Rod, thanks for your last post; actually I agree with you: our government does legislate morality. In fact, that’s why I think that it’s imperative that we seriously consider the moral implications of denying same sex couples the right to marry. In doing so, we are missing an opportunity to decrease STDs, HIV, and promiscuity in general, not to mention stabilizing the home life of the many same sex couples who are already adopting and birthing children. So, I guess I’m arguing that it’s immoral to do nothing to encourage monogamy among same sex couples.
But today I’d like to dig a little deeper into what separates our perspectives.
Many of my commenters have expressed frustration over my initial post in which I narrated my story on this issue. It seems that for many of our readers, my own experience of life and my friendship with and compassion for gay and lesbian persons should play no role in the formation of my opinion regarding their rights. Many of these commenters, for instance, feel that posting a Bible verse, or telling me that God never changes is sufficient to show how faulty is my thinking. (If it’s okay with you, Rod, I’d like to finish up with government action this week, get into issues philosophical next week, and then tackle the theological/biblical messages after that. (Not to tip my hand, but I will be asking why they are so impressed with Leviticus 18:22 but not 19:27 or 20:9, 10, and 18!))
Back to our different starting points regarding how experience bears on the same sex marriage debate. I watched an interesting TED talk today in which Jonathan Haidt addressed the real difference between liberals and conservatives. His thesis is that liberals are open to letting their experiences affect their reasoning, while conservatives are not. That made me think not only of my earlier post, but of your response to that post in which you wrote of your own journey regarding same sex relations, and you wrote an honest line that jumped out at me: “I am temperamentally inclined to be conservative, and suspicious of innovation.”
I’ve heard other conservatives tell me, “I’d like to be pro-gay rights or pro-gay marriage — in fact it would be easier — but I just can’t because of _________.” (Maybe the Bible or natural law or some other firmly held conviction.) What’s interesting to me is that when I repeat a line like that to persons more liberal on this issue — as I did tonight at dinner to a straight woman and a gay man — they almost shout back at me, “Well if they want to be for it, then they should be for it!!!”
I’m not writing any of this to place one of our views above the other, but simply to get your opinion on Haidt’s thesis. Do you think this is a valid way to differentiate conservative reasoning from liberal reasoning?

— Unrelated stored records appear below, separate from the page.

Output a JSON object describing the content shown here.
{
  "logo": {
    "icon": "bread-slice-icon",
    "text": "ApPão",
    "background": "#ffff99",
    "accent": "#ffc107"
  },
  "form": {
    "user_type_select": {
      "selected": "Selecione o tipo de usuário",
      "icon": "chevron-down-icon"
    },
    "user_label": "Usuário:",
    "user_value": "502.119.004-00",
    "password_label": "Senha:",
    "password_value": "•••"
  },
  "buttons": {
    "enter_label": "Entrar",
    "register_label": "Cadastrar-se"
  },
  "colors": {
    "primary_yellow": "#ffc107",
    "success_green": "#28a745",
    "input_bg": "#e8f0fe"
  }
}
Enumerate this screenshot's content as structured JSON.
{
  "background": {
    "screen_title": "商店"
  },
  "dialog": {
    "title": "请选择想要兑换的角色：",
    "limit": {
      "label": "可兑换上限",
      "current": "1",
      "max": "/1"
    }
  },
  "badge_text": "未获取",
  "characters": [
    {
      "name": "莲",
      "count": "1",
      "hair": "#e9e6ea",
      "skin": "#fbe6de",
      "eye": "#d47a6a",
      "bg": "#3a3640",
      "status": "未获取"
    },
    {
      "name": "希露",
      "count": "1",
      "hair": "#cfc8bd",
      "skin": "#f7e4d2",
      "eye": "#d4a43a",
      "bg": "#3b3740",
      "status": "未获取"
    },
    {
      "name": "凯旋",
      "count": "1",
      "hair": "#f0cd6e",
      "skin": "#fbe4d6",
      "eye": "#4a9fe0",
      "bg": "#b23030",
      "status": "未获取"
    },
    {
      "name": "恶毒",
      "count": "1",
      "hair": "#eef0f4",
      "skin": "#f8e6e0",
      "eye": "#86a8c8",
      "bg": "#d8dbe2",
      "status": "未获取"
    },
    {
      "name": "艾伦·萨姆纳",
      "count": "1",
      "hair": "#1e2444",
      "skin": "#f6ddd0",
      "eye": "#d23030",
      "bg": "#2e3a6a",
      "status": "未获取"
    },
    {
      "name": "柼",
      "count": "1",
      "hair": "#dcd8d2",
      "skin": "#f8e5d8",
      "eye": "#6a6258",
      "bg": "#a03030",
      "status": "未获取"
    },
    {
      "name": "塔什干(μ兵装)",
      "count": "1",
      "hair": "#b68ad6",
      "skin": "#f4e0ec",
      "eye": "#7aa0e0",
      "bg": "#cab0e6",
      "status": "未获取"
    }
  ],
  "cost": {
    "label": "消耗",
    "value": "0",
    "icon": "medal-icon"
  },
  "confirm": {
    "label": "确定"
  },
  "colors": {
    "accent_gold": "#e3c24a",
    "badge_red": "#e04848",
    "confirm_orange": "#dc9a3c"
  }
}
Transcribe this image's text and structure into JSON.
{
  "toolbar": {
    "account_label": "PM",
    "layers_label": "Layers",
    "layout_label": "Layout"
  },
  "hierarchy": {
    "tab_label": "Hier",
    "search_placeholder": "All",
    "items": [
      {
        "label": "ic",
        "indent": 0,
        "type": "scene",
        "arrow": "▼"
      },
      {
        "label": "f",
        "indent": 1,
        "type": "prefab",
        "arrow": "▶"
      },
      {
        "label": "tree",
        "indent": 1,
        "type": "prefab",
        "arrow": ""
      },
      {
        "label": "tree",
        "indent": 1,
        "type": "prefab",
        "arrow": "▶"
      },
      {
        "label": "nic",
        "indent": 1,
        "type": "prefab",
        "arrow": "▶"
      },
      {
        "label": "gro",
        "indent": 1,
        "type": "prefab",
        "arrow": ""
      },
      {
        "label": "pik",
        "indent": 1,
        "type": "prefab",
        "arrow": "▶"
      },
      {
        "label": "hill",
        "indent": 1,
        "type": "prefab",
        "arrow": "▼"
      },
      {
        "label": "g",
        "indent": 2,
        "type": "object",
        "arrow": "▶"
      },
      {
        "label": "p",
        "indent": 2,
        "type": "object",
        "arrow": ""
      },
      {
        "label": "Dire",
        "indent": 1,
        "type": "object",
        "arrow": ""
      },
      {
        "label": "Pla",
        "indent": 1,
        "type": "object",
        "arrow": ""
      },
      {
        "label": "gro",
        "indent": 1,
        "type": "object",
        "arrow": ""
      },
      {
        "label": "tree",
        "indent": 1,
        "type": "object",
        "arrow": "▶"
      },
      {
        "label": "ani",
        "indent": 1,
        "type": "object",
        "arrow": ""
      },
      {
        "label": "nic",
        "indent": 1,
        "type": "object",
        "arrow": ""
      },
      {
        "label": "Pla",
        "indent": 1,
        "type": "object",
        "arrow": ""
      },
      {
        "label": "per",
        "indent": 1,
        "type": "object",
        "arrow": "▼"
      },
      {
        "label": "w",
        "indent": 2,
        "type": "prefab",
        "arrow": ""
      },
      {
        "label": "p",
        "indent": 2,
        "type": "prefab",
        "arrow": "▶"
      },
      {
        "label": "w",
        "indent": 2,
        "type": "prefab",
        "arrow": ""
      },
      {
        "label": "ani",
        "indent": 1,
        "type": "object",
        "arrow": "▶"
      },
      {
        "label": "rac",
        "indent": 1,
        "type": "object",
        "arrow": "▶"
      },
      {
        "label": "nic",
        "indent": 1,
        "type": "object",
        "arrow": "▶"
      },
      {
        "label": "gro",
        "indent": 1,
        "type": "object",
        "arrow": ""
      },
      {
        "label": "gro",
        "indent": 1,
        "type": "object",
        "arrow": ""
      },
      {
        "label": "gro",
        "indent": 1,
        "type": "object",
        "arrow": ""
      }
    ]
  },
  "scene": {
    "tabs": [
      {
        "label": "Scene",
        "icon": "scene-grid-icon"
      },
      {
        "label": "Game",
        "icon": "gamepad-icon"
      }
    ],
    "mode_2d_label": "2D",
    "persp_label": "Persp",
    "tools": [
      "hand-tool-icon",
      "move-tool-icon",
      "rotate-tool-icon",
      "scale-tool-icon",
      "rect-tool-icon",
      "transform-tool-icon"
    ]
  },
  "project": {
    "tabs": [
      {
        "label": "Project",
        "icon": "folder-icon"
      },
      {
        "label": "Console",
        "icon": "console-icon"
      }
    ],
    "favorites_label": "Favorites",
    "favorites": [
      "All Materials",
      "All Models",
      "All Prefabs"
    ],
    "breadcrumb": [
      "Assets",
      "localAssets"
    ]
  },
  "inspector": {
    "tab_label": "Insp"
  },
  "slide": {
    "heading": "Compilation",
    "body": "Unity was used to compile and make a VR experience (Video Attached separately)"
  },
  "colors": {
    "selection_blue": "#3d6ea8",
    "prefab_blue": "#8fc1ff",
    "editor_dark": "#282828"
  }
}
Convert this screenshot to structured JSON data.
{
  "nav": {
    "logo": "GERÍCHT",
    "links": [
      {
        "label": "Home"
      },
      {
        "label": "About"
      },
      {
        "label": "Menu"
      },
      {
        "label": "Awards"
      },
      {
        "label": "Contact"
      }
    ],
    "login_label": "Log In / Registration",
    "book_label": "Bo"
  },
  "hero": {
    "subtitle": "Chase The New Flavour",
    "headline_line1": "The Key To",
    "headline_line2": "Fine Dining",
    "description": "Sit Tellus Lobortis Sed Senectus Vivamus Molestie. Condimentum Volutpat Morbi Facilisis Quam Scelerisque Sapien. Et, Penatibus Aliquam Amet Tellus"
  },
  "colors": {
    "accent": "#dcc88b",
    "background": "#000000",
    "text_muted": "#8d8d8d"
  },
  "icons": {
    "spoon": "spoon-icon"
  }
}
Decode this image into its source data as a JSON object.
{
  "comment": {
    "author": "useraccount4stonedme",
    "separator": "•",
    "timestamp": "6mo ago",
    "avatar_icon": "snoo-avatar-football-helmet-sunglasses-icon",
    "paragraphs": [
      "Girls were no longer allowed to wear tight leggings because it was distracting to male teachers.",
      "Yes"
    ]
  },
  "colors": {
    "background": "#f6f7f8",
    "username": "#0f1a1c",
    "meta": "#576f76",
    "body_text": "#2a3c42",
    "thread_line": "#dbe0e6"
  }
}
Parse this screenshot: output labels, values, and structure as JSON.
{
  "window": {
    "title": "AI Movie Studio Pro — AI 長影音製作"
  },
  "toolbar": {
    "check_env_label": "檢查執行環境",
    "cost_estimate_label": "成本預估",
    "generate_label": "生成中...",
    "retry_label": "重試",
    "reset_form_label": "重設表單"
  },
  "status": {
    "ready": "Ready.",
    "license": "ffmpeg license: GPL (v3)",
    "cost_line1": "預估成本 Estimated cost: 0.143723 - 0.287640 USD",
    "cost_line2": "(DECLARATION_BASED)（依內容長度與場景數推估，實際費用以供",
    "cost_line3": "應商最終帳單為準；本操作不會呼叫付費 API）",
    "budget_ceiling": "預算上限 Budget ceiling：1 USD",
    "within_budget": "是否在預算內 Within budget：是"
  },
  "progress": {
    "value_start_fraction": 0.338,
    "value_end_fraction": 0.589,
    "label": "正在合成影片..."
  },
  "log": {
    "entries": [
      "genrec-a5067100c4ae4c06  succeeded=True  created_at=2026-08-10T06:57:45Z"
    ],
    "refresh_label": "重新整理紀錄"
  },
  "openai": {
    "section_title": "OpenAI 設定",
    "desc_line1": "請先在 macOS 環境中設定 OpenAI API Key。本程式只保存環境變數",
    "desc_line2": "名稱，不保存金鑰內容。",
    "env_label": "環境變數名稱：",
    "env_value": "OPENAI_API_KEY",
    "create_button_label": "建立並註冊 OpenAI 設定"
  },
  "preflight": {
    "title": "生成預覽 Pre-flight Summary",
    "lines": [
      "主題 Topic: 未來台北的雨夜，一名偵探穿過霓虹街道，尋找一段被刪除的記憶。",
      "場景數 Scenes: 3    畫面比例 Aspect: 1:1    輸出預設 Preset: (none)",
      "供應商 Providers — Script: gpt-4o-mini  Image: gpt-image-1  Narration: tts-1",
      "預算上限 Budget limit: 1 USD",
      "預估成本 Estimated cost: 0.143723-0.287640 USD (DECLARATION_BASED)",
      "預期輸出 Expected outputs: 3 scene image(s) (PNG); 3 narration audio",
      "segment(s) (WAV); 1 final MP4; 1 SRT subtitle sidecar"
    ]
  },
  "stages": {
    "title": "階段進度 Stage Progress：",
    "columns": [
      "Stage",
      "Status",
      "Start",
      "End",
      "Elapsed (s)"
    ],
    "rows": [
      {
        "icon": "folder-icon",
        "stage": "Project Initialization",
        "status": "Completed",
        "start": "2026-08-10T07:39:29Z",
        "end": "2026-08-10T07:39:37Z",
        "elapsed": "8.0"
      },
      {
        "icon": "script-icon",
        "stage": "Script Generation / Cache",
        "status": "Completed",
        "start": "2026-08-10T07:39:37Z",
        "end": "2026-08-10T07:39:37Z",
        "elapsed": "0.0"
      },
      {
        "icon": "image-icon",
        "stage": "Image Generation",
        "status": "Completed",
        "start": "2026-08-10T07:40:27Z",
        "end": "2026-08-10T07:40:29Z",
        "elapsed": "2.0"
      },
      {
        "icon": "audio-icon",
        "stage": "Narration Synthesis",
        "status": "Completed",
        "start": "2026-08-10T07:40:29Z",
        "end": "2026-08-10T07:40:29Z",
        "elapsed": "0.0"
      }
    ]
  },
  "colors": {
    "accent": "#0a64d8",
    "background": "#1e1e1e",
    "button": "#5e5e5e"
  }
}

And I in no way want to dismiss history and tradition — in fact, I’ve written several books on ancient Christian practices and, like you, pray the Jesus Prayer on a daily basis. I’m just looking for a way of reasoning that is faithful to the past but also receptive to experience. I’m admitting, as I did in that earlier post, that my personal interactions with gay and lesbian persons has influenced my opinion, though I don’t think it has clouded my judgment.
Further, I read Ross Douthat’s essay at the end of your post, and I know what he’s saying. In fact, his critique of liberalism is one of the reasons that I don’t apply that label to myself. But I do wonder if there’s a way to progress in the granting of individual rights but still have those rights chastened by Christian faith. Then we would not think that we “shall be as gods,” but we might in fact do a little something that aims us in God’s direction. Am I utopian to believe that reason and experience — rooted in scripture and tradition, with faith in the guidance of the Holy Spirit — might act as our guides in these matters?
In the end, I guess I agree with Andrew Sullivan in his response to your Culture 11 piece: The dream of modernity has died, and we need to be realistic and pragmatic as we plow into the future. I guess I just find it strange that Douthat refers to liberals as utopians when I often find conservatives to be the uptopians — it’s just that conservatives are longing for a utopia of the past.